Me : I’m kind of AMPED.
Wife : WATT, I can’t hear you
Me : I said it HERTZ a lot.
Someone at this party is wearing the same shirt as me. It’s very awkward. How did this happen. We barely even fit in this shirt.
Me: You shouldn’t do math in pen. Get a pencil.
10yo: I can’t find one.
Me: *finds a pencil* Here.
10yo: I can’t find the pencil sharpener.
Me: *finds a sharpener*
10yo: I can’t find an eraser.
Me: Fine, use the pen.
10yo: I can’t find the pen.
Setting a teachers salary based on student performance is akin to paying a zookeeper based on how well the monkeys are behaving.
When I say “I’m open to feedback” I mean “I accept compliments.”
The best way to open a stubborn jar is to take a deep breath and recite an ancient Wiccan incantation.
When my 5yo brought home a library book called “People Don’t Bite People” I was really hoping this wasn’t a story his teacher recommended for him
I blame movies for giving me unrealistic expectations about how long I can look away from the road while driving.
I got fired from my job at the keyboard factory.
They said I wasn’t putting in enough shifts.
First Dates are like seeing a new doctor for the first time.
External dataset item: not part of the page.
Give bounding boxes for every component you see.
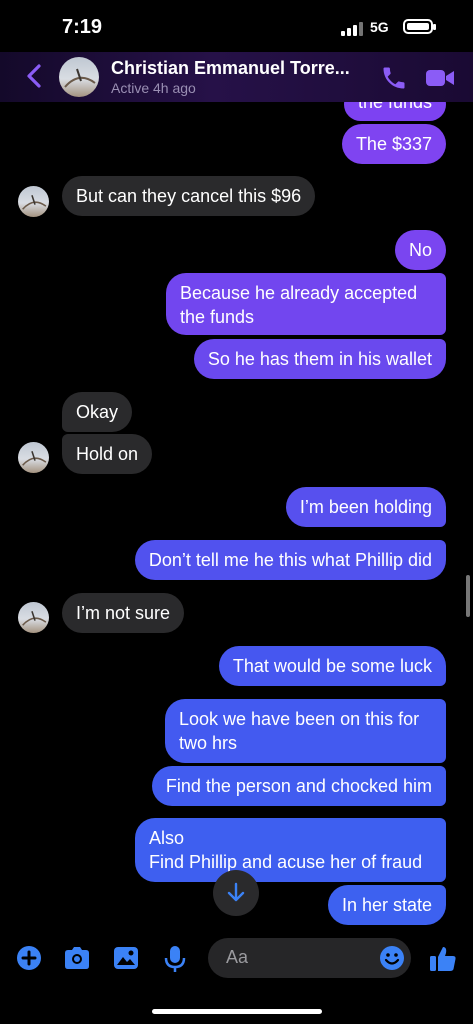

How much do you want to tell them before you sound crazy.
experienced cop: it’s ok kid, you get used to it
millennial rookie cop, retching near murder scene: the coffee you brought was not artisanal
[First day as Narrator]
Me: So, I just say the opposite of what the speaker said? I can handle that.
Narrator Trainer: But he could not.
If you liked “These Boots Are Made for Walkin” youll enjoy other hits like “This Toaster Toasts Things” and “Whats the Phone Number for 911”
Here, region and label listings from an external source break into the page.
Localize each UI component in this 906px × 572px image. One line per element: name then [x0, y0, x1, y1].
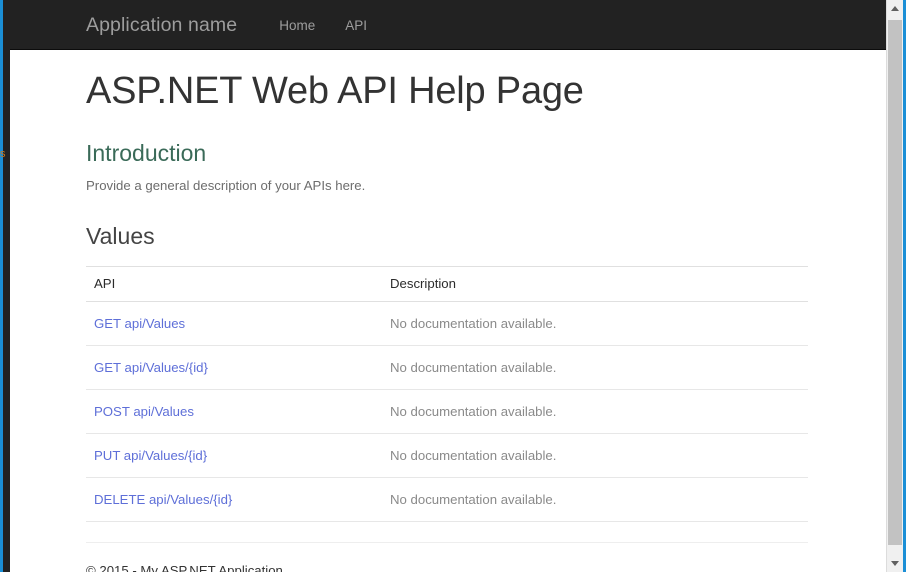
api-description-text: No documentation available. — [390, 492, 557, 508]
table-cell-api: GET api/Values — [86, 301, 382, 347]
browser-frame: s Application name Home API ASP.NET Web … — [0, 0, 906, 572]
table-row: GET api/Values No documentation availabl… — [86, 301, 808, 347]
nav-link-api[interactable]: API — [330, 18, 382, 33]
introduction-text: Provide a general description of your AP… — [86, 178, 366, 194]
table-cell-api: DELETE api/Values/{id} — [86, 477, 382, 523]
api-description-text: No documentation available. — [390, 404, 557, 420]
table-row: GET api/Values/{id} No documentation ava… — [86, 345, 808, 391]
api-description-text: No documentation available. — [390, 316, 557, 332]
api-endpoint-link[interactable]: GET api/Values/{id} — [94, 360, 208, 375]
triangle-down-icon — [891, 561, 899, 566]
table-row: DELETE api/Values/{id} No documentation … — [86, 477, 808, 523]
nav-link-home[interactable]: Home — [264, 18, 330, 33]
api-table: API Description GET api/Values No docume… — [86, 266, 808, 523]
window-left-border — [0, 0, 10, 572]
footer-text: © 2015 - My ASP.NET Application — [86, 563, 283, 572]
scrollbar-track[interactable] — [887, 17, 903, 555]
api-endpoint-link[interactable]: DELETE api/Values/{id} — [94, 492, 232, 507]
page-title: ASP.NET Web API Help Page — [86, 70, 584, 112]
table-cell-description: No documentation available. — [382, 433, 808, 479]
api-table-head: API Description — [86, 266, 808, 303]
navbar-brand[interactable]: Application name — [86, 14, 252, 37]
vertical-scrollbar[interactable] — [886, 0, 903, 572]
column-header-description: Description — [382, 266, 808, 303]
page-viewport: Application name Home API ASP.NET Web AP… — [10, 0, 891, 572]
api-description-text: No documentation available. — [390, 448, 557, 464]
api-endpoint-link[interactable]: POST api/Values — [94, 404, 194, 419]
navbar-inner: Application name Home API — [86, 0, 382, 50]
table-row: PUT api/Values/{id} No documentation ava… — [86, 433, 808, 479]
scrollbar-thumb[interactable] — [888, 20, 902, 545]
navbar-links: Home API — [264, 18, 382, 33]
column-header-api: API — [86, 266, 382, 303]
table-header-row: API Description — [86, 266, 808, 303]
api-endpoint-link[interactable]: PUT api/Values/{id} — [94, 448, 207, 463]
edge-text-artifact: s — [0, 148, 6, 160]
triangle-up-icon — [891, 6, 899, 11]
table-cell-api: PUT api/Values/{id} — [86, 433, 382, 479]
api-description-text: No documentation available. — [390, 360, 557, 376]
values-heading: Values — [86, 222, 155, 249]
table-cell-description: No documentation available. — [382, 345, 808, 391]
scrollbar-up-button[interactable] — [887, 0, 903, 17]
table-cell-description: No documentation available. — [382, 389, 808, 435]
api-endpoint-link[interactable]: GET api/Values — [94, 316, 185, 331]
introduction-heading: Introduction — [86, 139, 207, 166]
table-row: POST api/Values No documentation availab… — [86, 389, 808, 435]
content-container: ASP.NET Web API Help Page Introduction P… — [86, 50, 817, 572]
navbar: Application name Home API — [10, 0, 891, 50]
table-cell-description: No documentation available. — [382, 477, 808, 523]
scrollbar-down-button[interactable] — [887, 555, 903, 572]
table-cell-description: No documentation available. — [382, 301, 808, 347]
table-cell-api: POST api/Values — [86, 389, 382, 435]
api-table-body: GET api/Values No documentation availabl… — [86, 301, 808, 523]
table-cell-api: GET api/Values/{id} — [86, 345, 382, 391]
Has anyone tried ejecting 2020, blowing on it, putting it back in and hitting play?
When a dish comes out of the dishwasher still dirty, I just put it back in for another round, because I believe in second chances.
Me: No work tomorrow so I’m sleeping in.
Kids: LOL
Dog: LOL
Brain: LOL
Bladder: LOL
HER: NNNNNNNN
ME: [gently rolling her onto her side]
HER: ZZZZZZZZ
Me: Have you showered & brushed your teeth?
16: Stop bullying me.
I knew my kid inherited my artistic abilities back when she drew that cute little pig. She called it a dog, but whatever.
HER: i’m leaving u
ME: is it bc i never listen to u
HER: yes
ME: k see u tonight
Me ( handing a student a work packet mom requested): So where are you going next week?
6yo: Mario World
Me: Oh, I’ve never been there before.
6yo: Yeah, but we don’t have room in the car.
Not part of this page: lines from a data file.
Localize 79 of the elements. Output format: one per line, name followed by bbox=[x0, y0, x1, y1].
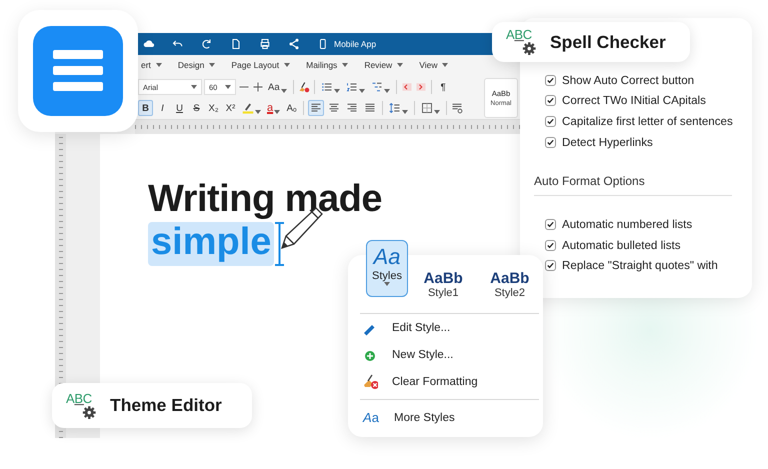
menu-item[interactable]: Aa More Styles bbox=[360, 404, 543, 431]
format-button[interactable]: X² bbox=[223, 100, 238, 116]
share-icon[interactable] bbox=[288, 38, 300, 50]
highlighter-icon[interactable] bbox=[242, 102, 254, 114]
checkbox[interactable] bbox=[545, 116, 556, 127]
format-button[interactable]: S bbox=[189, 100, 204, 116]
caret-icon bbox=[284, 62, 290, 66]
align-left-button[interactable] bbox=[308, 100, 324, 116]
checkbox-label: Detect Hyperlinks bbox=[562, 136, 653, 149]
styles-button[interactable]: Aa Styles bbox=[366, 240, 408, 297]
plus-icon[interactable] bbox=[252, 81, 264, 93]
checkbox[interactable] bbox=[545, 219, 556, 230]
checkbox-label: Capitalize first letter of sentences bbox=[562, 114, 733, 128]
cloud-icon[interactable] bbox=[143, 38, 155, 50]
style-sample-icon: Aa bbox=[362, 410, 380, 425]
ribbon-tab[interactable]: View bbox=[419, 60, 448, 70]
badge-label: ABC bbox=[506, 28, 532, 41]
align-right-icon bbox=[346, 102, 358, 114]
redo-icon[interactable] bbox=[201, 38, 213, 50]
ribbon-tab[interactable]: Mailings bbox=[306, 60, 348, 70]
decrease-indent-icon[interactable] bbox=[400, 81, 413, 93]
increase-indent-icon[interactable] bbox=[414, 81, 427, 93]
print-icon[interactable] bbox=[259, 38, 271, 50]
clear-format-button[interactable]: Aₒ bbox=[284, 100, 300, 116]
format-button[interactable]: U bbox=[172, 100, 187, 116]
numbered-list-icon[interactable] bbox=[346, 81, 358, 93]
borders-icon[interactable] bbox=[421, 102, 434, 114]
caret-icon bbox=[191, 85, 197, 89]
menu-item[interactable]: Clear Formatting bbox=[360, 368, 543, 395]
caret-icon bbox=[209, 62, 216, 66]
align-left-icon bbox=[310, 102, 322, 114]
checkbox[interactable] bbox=[545, 95, 556, 106]
bullet-list-icon[interactable] bbox=[320, 81, 333, 93]
multilevel-list-icon[interactable] bbox=[370, 81, 383, 93]
checkbox[interactable] bbox=[545, 136, 556, 148]
menu-item[interactable]: Edit Style... bbox=[360, 314, 543, 341]
caret-icon bbox=[156, 62, 162, 66]
phone-icon[interactable] bbox=[317, 38, 328, 50]
gear-icon bbox=[74, 402, 96, 420]
ribbon-tab[interactable]: Design bbox=[178, 60, 216, 70]
document-icon[interactable] bbox=[230, 38, 242, 50]
text-cursor-icon bbox=[274, 222, 286, 266]
format-button[interactable]: I bbox=[155, 100, 170, 116]
ribbon-tab[interactable]: Page Layout bbox=[231, 60, 290, 70]
checkbox-label: Replace "Straight quotes" with bbox=[562, 259, 718, 272]
panel-title: Spell Checker bbox=[550, 32, 666, 52]
align-center-icon bbox=[328, 102, 340, 114]
eraser-icon bbox=[362, 374, 378, 390]
panel-title: Theme Editor bbox=[110, 395, 222, 416]
app-icon bbox=[33, 26, 123, 116]
checkbox-label: Correct TWo INitial CApitals bbox=[562, 94, 706, 108]
selected-word: simple bbox=[148, 222, 274, 266]
ribbon-tab[interactable]: Review bbox=[364, 60, 404, 70]
device-label[interactable]: Mobile App bbox=[334, 39, 376, 49]
gear-icon bbox=[514, 39, 536, 56]
caret-icon bbox=[397, 62, 404, 66]
checkbox[interactable] bbox=[545, 74, 556, 86]
checkbox[interactable] bbox=[545, 260, 556, 272]
checkbox[interactable] bbox=[545, 240, 556, 251]
paragraph-mark-button[interactable]: ¶ bbox=[436, 79, 451, 95]
checkbox-label: Automatic bulleted lists bbox=[562, 238, 681, 252]
format-button[interactable]: X₂ bbox=[206, 100, 221, 116]
style-option[interactable]: AaBb Style1 bbox=[418, 270, 469, 298]
ribbon-tab[interactable]: ert bbox=[141, 60, 162, 70]
justify-icon bbox=[364, 102, 376, 114]
checkbox-label: Automatic numbered lists bbox=[562, 218, 692, 232]
paragraph-settings-icon[interactable] bbox=[451, 102, 464, 114]
checkbox-label: Show Auto Correct button bbox=[562, 74, 694, 87]
section-heading: Auto Format Options bbox=[534, 174, 732, 196]
style-option[interactable]: AaBb Style2 bbox=[484, 270, 536, 298]
format-button[interactable]: B bbox=[138, 100, 153, 116]
caret-icon bbox=[225, 85, 231, 89]
format-painter-icon[interactable] bbox=[298, 81, 310, 93]
caret-icon bbox=[442, 62, 448, 66]
line-spacing-icon[interactable] bbox=[389, 102, 402, 114]
menu-item[interactable]: New Style... bbox=[360, 341, 543, 368]
badge-label: ABC bbox=[66, 392, 92, 404]
caret-icon bbox=[384, 282, 390, 286]
caret-icon bbox=[342, 62, 348, 66]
I love when I open my dryer door and money falls out instead of my cat.
Is being in two bands cool? Depends. If you’re a high schooler: yes. If you’re a lobster: no.
Your skull is only a centimeter thick and other reassurances.
*pulls away from kissing*
Me: Please insert 2oz of cheese to continue.
Nobody learns to parkour faster than a parent chasing a toddler with a sharpie
[my first day as a psychologist]
patient: i’ve been hearing voices
me: okay so your ears work, now what’s wrong with that brainayours
[teaching my 3yo the alphabet]
“Ok what’s a word that starts with Q”
cucumber
“That’s uh… I don’t… let’s pick this up again tomorrow”
[neil degrasse tyson voice] the film is called Home Alone but thats actually a misnomer. in fact, kevin was joined in his home by 2 burglars
I accidentally texted “dong” instead of “doing” and long story short, we’re looking for a new babysitter.